Some insight into Korean life might allow you to better speculate why they are so unhappy:
6 hours of public school
3-7 hours of hagwon where periods are 50-60 minutes. Academic competition is fierce, so all but the poorest of students attend hagwon. Hagwon can end as late as 10pm. I've seen 6th graders walking home past 9pm.
12 hour school days are common. I've talked to girls whose parents didn't enroll them in hagwons, and they had 12 hours of schooling a day anyway. And they were thankful for it. You're not in school just to be in school. The pressure is immense. It's everything.
College exams determine where you'll go to school. Where you'll go to school determines who you work for. Who you work for determines your social status. There are two tiers of universities in Korea: The Big Three, and everything else.
Are you a male? Congratulations! Take a break from school. Serve two years in the military. The suicide rate is high here as well. So is the 'accident' rate. Expect hazing.
Finish up school, find work at a chaebol, here's a list. Not to imply that it's easy- if you didn't graduate from the Big Three, your chances plummet. They drop again if you didn't go to school in Seoul. Even if you did, hiring is so competitive now that in addition to English interviews and tests, it's standard to include a picture of yourself on the resume because HR wants to consider your hireability based on your physical appearance too. Celerations are in order if you get a job offer (you're buying). You're now at the bottom rung of the corporate ladder. Do what your boss says, or he'll throw you off.
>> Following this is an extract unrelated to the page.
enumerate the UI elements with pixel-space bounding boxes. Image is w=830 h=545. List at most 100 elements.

If you think Korean corporate culture is a strict hierarchy of deferrence and conformity, good guess.
One of my friends here went to one of the big three Universities and got her first job working for Samsung because of it. This is the textbook definition of "making it" in Korea. Everything, all the hard work and 12 hour school days culminates into whether you can get the 'good' job and scale the socioeconomic ladder.You can't get the second without the first- a lot of the big companies won't even touch your resume if you went to school outside of the Big Three, or worse, outside of Seoul.
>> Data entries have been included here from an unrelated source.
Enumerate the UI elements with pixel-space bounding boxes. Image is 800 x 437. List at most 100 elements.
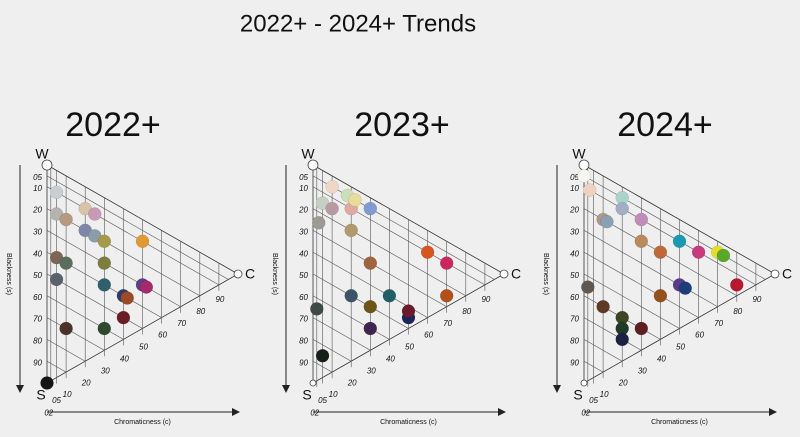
x-tick-label: 80 — [462, 307, 471, 316]
color-dot — [615, 201, 629, 216]
vertex-label: W — [301, 146, 315, 162]
color-dot — [344, 289, 358, 303]
y-tick-label: 05 — [570, 173, 579, 182]
vertex-label: C — [511, 266, 521, 282]
color-dot — [311, 216, 326, 230]
color-dot — [716, 248, 731, 263]
color-dot — [97, 234, 112, 249]
color-dot — [363, 321, 378, 336]
x-tick-label: 20 — [81, 378, 91, 387]
y-tick-label: 30 — [33, 228, 42, 237]
grid-line — [312, 230, 447, 307]
y-tick-label: 60 — [570, 293, 579, 302]
color-dot — [139, 280, 154, 294]
color-dot — [40, 376, 54, 390]
color-dot — [97, 256, 112, 270]
grid-line — [46, 175, 229, 280]
y-tick-label: 40 — [299, 249, 308, 258]
color-dot — [582, 183, 597, 197]
vertex — [580, 379, 588, 387]
color-dot — [49, 272, 64, 287]
x-tick-label: 30 — [101, 366, 110, 375]
color-dot — [97, 321, 112, 336]
x-tick-label: 90 — [752, 295, 761, 304]
grid-line — [46, 230, 181, 307]
color-dot — [420, 245, 435, 259]
vertex — [309, 379, 317, 387]
x-tick-label: 40 — [386, 355, 395, 364]
color-dot — [59, 256, 73, 270]
color-dot — [653, 245, 668, 259]
x-axis-label: Chromaticness (c) — [380, 419, 437, 426]
y-tick-label: 10 — [299, 184, 308, 193]
y-tick-label: 80 — [570, 337, 579, 346]
color-dot — [120, 291, 134, 305]
grid-line — [312, 273, 409, 329]
color-dot — [577, 169, 591, 183]
vertex — [770, 269, 780, 279]
color-dot — [116, 310, 131, 325]
color-dot — [581, 280, 595, 294]
x-tick-label: 05 — [318, 396, 327, 405]
color-dot — [634, 234, 649, 249]
color-dot — [135, 234, 150, 249]
x-tick-label: 60 — [424, 331, 433, 340]
grid-line — [46, 186, 220, 286]
y-tick-label: 70 — [570, 315, 579, 324]
y-tick-label: 90 — [299, 358, 308, 367]
color-dot — [97, 278, 112, 292]
color-dot — [678, 281, 692, 295]
grid-line — [583, 317, 642, 351]
vertex — [307, 159, 319, 171]
grid-line — [583, 186, 757, 286]
y-tick-label: 05 — [33, 173, 42, 182]
x-tick-label: 30 — [638, 366, 647, 375]
x-axis-label: Chromaticness (c) — [114, 419, 171, 426]
grid-line — [583, 175, 766, 280]
color-dot — [325, 180, 339, 194]
x-tick-label: 02 — [581, 409, 590, 418]
color-dot — [653, 289, 668, 303]
color-dot — [439, 256, 454, 270]
color-dot — [615, 332, 629, 347]
x-tick-label: 70 — [443, 319, 452, 328]
panel-title: 2022+ — [65, 106, 161, 144]
y-tick-label: 50 — [570, 271, 579, 280]
x-tick-label: 70 — [177, 319, 186, 328]
color-dot — [382, 289, 397, 303]
color-dot — [315, 349, 330, 363]
x-tick-label: 05 — [52, 396, 61, 405]
x-tick-label: 40 — [120, 355, 129, 364]
grid-line — [312, 186, 486, 286]
vertex-label: S — [36, 387, 45, 403]
x-tick-label: 50 — [676, 343, 685, 352]
x-tick-label: 80 — [733, 307, 742, 316]
color-dot — [348, 193, 362, 207]
color-dot — [88, 207, 102, 221]
color-dot — [401, 304, 416, 318]
vertex-label: C — [782, 266, 792, 282]
vertex-label: S — [302, 387, 311, 403]
y-tick-label: 50 — [299, 271, 308, 280]
x-tick-label: 10 — [329, 390, 338, 399]
y-tick-label: 30 — [299, 228, 308, 237]
x-tick-label: 60 — [695, 331, 704, 340]
y-tick-label: 70 — [299, 315, 308, 324]
y-axis-label: Blackness (s) — [5, 253, 12, 295]
grid-line — [583, 273, 680, 329]
x-tick-label: 80 — [196, 307, 205, 316]
vertex-label: C — [245, 266, 255, 282]
y-axis-label: Blackness (s) — [542, 253, 549, 295]
x-tick-label: 02 — [310, 409, 319, 418]
color-dot — [344, 223, 358, 238]
grid-line — [46, 317, 105, 351]
y-tick-label: 90 — [33, 358, 42, 367]
vertex-label: W — [572, 146, 586, 162]
x-tick-label: 50 — [139, 343, 148, 352]
vertex — [499, 269, 509, 279]
y-tick-label: 05 — [299, 173, 308, 182]
x-tick-label: 70 — [714, 319, 723, 328]
y-tick-label: 80 — [33, 337, 42, 346]
y-tick-label: 10 — [570, 184, 579, 193]
grid-line — [583, 230, 718, 307]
She gets the job at Samsung, the biggest and highest paying of the chaebols with the most room for career advancement. Surprise, it sucks! She's got more money than she needs and no time to spend it all. The workload is heavy enough that everyone is doing unpaid overtime on weekends. For two years, she took no vacation and no sick days. They give everyone some, of course they have to, but when you take leave, your coworkers have to pick up your slack when it's hard enough to stay afloat as it is. They (The Man) use social guilt and unreasonable deadlines to milk every last drop out of the money chasers. She quit: After two years, she didn't meet a single person who liked their job.
I think all this only scratches the surface. I could go on and on, but I'm reaching out of my scope. I never intended to write this. Actually, it was supposed to be a funny story about how my Korean friend JJ's senior killed himself on his wedding day. Then I started looking up the facts and my jaw dropped.
Is Korea a nice place to live? For some. But it sure isn't a nice place to grow up.